The decision of the Upper Tribunal (Lands Chamber) in Imtekhab Alam v Stoyles (VO) (2018) UKUT 0266 (LC) will be of interest to ratepayers and their advisors as it considers the circumstances in which proposals, the means by which ratepayers seek alterations to the rating list, can still be valid, despite containing errors. The case concerned the validity of a 2010 Rating List proposal, made on 31 March 2015. The proposal, which was made by an agent on behalf of the ratepayer, stated that the Appellant was the owner/occupier of his property, and hence did not include details of any rent, but in fact the occupier held a lease from 2013 at a rent of £17,000 pa. The regulations governing the making of proposals state that, where a rent is payable, the amount of the rent must be included in the proposal.
The proposal in this case sought a reduction in assessment on the basis that the property had been incorrectly zoned. The Valuation Officer (VO) did not serve an invalidity notice but, at the hearing of the appeal by the Valuation Tribunal for England (VTE) , contended that the proposal was invalid as no rent was stated but a rent was payable. The VTE found that the proposal was invalid and the ratepayer appealed to the Upper Tribunal (Lands Chamber).
In its decision, the Upper Tribunal reviewed the requirements for a valid proposal and concluded that a proposal was not automatically invalid simply because an incorrect rent (or, as in this case, no rent at all) was stated. Where a proposal fails to comply with the regulations there are three questions to be asked:
- If it does not fully comply, does it nevertheless substantially comply with the regulations? (“The substantial compliance question”)
- If it does not substantially comply, is the non-compliance capable of being waived and, if it can be waived, has it been waived or should it be waived in the particular case? (“The discretionary question”)
- If discretion is not capable of being waived, or is not waived, what is the consequence of the non-compliance? (“The consequences question”)
In this case the non-compliance was not the description of “owner/occupier”, but was the failure to state a rent. Despite this, the Upper Tribunal found that the proposal was valid because of the terms of the proposal and the circumstances in which it was made.
The terms of the proposal were that it challenged the zoning approach applied to the property, not the zone A value itself, and therefore the rent was not likely to be significant in the outcome of the proposal. The circumstances were that the proposal was made relatively late in the life of the rating list when there was an established tone of value, so the rent was of less significance. The rent from 2013 was also remote from the valuation date in 2008, so again the rent was of less significance. For these reasons the VO was not prejudiced by the fact that the rent was not stated.

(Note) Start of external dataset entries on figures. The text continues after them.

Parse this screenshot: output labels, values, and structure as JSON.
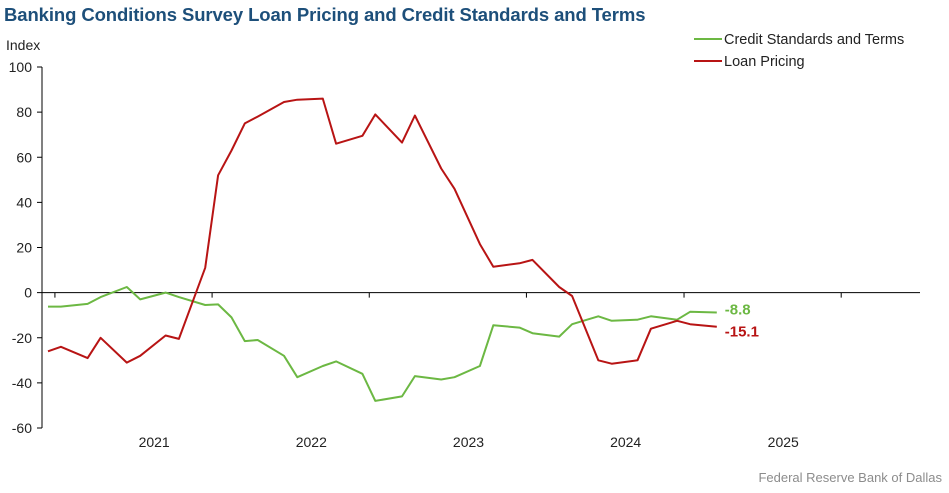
{
  "title": "Banking Conditions Survey Loan Pricing and Credit Standards and Terms",
  "source": "Federal Reserve Bank of Dallas",
  "chart_data": {
    "type": "line",
    "title": "Banking Conditions Survey Loan Pricing and Credit Standards and Terms",
    "ylabel": "Index",
    "xlabel": "",
    "ylim": [
      -60,
      100
    ],
    "yticks": [
      -60,
      -40,
      -20,
      0,
      20,
      40,
      60,
      80,
      100
    ],
    "xlim": [
      "2020-06-01",
      "2025-12-31"
    ],
    "xticks": [
      {
        "label": "2021",
        "date": "2021-01-01"
      },
      {
        "label": "2022",
        "date": "2022-01-01"
      },
      {
        "label": "2023",
        "date": "2023-01-01"
      },
      {
        "label": "2024",
        "date": "2024-01-01"
      },
      {
        "label": "2025",
        "date": "2025-01-01"
      }
    ],
    "grid": false,
    "legend_position": "top-right",
    "x": [
      "2020-06",
      "2020-07",
      "2020-09",
      "2020-10",
      "2020-12",
      "2021-01",
      "2021-03",
      "2021-04",
      "2021-06",
      "2021-07",
      "2021-08",
      "2021-09",
      "2021-10",
      "2021-12",
      "2022-01",
      "2022-03",
      "2022-04",
      "2022-06",
      "2022-07",
      "2022-09",
      "2022-10",
      "2022-12",
      "2023-01",
      "2023-03",
      "2023-04",
      "2023-06",
      "2023-07",
      "2023-09",
      "2023-10",
      "2023-12",
      "2024-01",
      "2024-03",
      "2024-04",
      "2024-06",
      "2024-07",
      "2024-09",
      "2024-10",
      "2024-12"
    ],
    "series": [
      {
        "name": "Credit Standards and Terms",
        "color": "#6cb843",
        "end_label": "-8.8",
        "values": [
          -6.2,
          -6.2,
          -5.0,
          -2.0,
          2.5,
          -3.0,
          0.0,
          -2.0,
          -5.5,
          -5.2,
          -11.0,
          -21.5,
          -21.0,
          -28.0,
          -37.5,
          -32.5,
          -30.5,
          -36.0,
          -48.0,
          -46.0,
          -37.0,
          -38.5,
          -37.5,
          -32.5,
          -14.5,
          -15.5,
          -18.0,
          -19.5,
          -14.0,
          -10.5,
          -12.5,
          -12.0,
          -10.5,
          -12.0,
          -8.5,
          -8.8,
          null,
          null
        ]
      },
      {
        "name": "Loan Pricing",
        "color": "#b81414",
        "end_label": "-15.1",
        "values": [
          -26.0,
          -24.0,
          -29.0,
          -20.0,
          -31.0,
          -28.0,
          -19.0,
          -20.5,
          11.0,
          52.0,
          63.0,
          75.0,
          78.0,
          84.5,
          85.5,
          86.0,
          66.0,
          69.5,
          79.0,
          66.5,
          78.5,
          55.0,
          46.0,
          21.5,
          11.5,
          13.0,
          14.5,
          2.5,
          -1.5,
          -30.0,
          -31.5,
          -30.0,
          -16.0,
          -12.5,
          -14.0,
          -15.1,
          null,
          null
        ]
      }
    ]
  }
}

The Upper Tribunal found that, in these circumstances, the proposal was “substantially compliant” with the regulations and was therefore valid rather than invalid.
This decision makes clear that, just because a proposal is inaccurate, does not mean that it is invalid. It is one of a long, and lengthening, string of Upper Tribunal determinations on procedural issues. It is a sad fact that, at present at least, process seems often to overtake outcome in the consideration of rating appeals. We very much hope that the Upper Tribunal’s decision in this case will encourage parties to focus on the substantive issue of dispute, the correct rating assessment for the property concerned, rather than procedural matters that my well be irrelevant to that substantive matter.